The changes take on added significance after a year in which low-wage workers were hit especially hard by the coronavirus pandemic.
A new law in Illinois aims to chip away at the problem of rising college tuition costs.
As of January 1, every child born or adopted in the state will have $50 deposited into a college savings account.
That small investment is part of a new law that establishes the Illinois Higher Education Savings Program, which lawmakers hope will encourage families to start saving for their child's education early and will allow that money to grow.
In addition to a traditional four-year college, the money can also be used for vocational schools, two-year colleges and other institutions.
Hawaii made headlines in 2018 for becoming the first state to ban certain sunscreen sales to protect its coral reefs. Now, that law is finally in effect.
It's now illegal in the state to sell or distribute over-the-counter sunscreens containing oxybenzone and octinoxate, though wearing them is still allowed.

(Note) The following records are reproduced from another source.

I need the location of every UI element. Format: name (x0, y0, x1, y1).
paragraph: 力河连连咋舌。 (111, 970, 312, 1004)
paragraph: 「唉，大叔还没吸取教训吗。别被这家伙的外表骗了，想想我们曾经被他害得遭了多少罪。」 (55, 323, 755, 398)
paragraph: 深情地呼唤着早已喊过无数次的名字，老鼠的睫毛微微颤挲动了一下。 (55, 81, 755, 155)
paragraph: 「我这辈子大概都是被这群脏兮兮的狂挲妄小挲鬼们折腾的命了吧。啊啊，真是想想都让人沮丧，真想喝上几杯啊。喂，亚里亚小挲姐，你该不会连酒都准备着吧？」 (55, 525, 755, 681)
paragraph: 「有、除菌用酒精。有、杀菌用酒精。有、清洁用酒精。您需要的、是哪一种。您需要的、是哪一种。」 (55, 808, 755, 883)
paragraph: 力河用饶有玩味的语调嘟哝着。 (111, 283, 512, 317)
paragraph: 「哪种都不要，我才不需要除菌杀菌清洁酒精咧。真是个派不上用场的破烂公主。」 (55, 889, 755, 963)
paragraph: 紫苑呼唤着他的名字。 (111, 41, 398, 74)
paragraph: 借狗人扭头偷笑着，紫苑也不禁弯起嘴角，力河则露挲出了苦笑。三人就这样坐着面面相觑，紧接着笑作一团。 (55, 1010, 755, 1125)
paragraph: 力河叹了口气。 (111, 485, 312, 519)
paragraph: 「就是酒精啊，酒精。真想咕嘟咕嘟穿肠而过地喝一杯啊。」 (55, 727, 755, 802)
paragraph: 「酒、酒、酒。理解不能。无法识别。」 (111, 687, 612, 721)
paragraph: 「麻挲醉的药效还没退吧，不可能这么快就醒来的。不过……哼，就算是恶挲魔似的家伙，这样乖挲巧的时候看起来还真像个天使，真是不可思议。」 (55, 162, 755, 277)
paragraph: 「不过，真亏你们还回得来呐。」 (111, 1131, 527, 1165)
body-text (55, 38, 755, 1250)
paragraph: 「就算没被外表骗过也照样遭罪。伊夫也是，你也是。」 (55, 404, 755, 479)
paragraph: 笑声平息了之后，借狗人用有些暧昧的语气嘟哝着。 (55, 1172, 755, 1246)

The chemicals in those sunscreens help protect the wearer from harmful UV rays.
But researchers have found that they also cause bleaching, deformities, DNA damage and ultimately death in coral when they're washed off beachgoers or discharged into wastewater treatment plants and deposited into bodies of water.
Delaware residents will now have to take care to bring reusable bags with them when shopping, as part of a new state law aimed at bolstering recycling efforts.
Under state law, most retailers can no longer offer single-use plastic bags at checkout. Eligible businesses can instead offer bags made of paper, cloth or other reusable -- and they can also choose to charge a fee for them.
"Each Delawarean uses about 434 plastic bags and that means nearly 2,400 tons of plastic bags end up in our landfills annually," Delaware Department of Natural Resources and Environmental Control Secretary Shawn Garvin said in a news release.
"A decrease by the public of plastic carryout bags can mitigate a large portion of this waste, and help our environment by reducing the amount plastic bags on our roads and waterways that can harm us and our wildlife."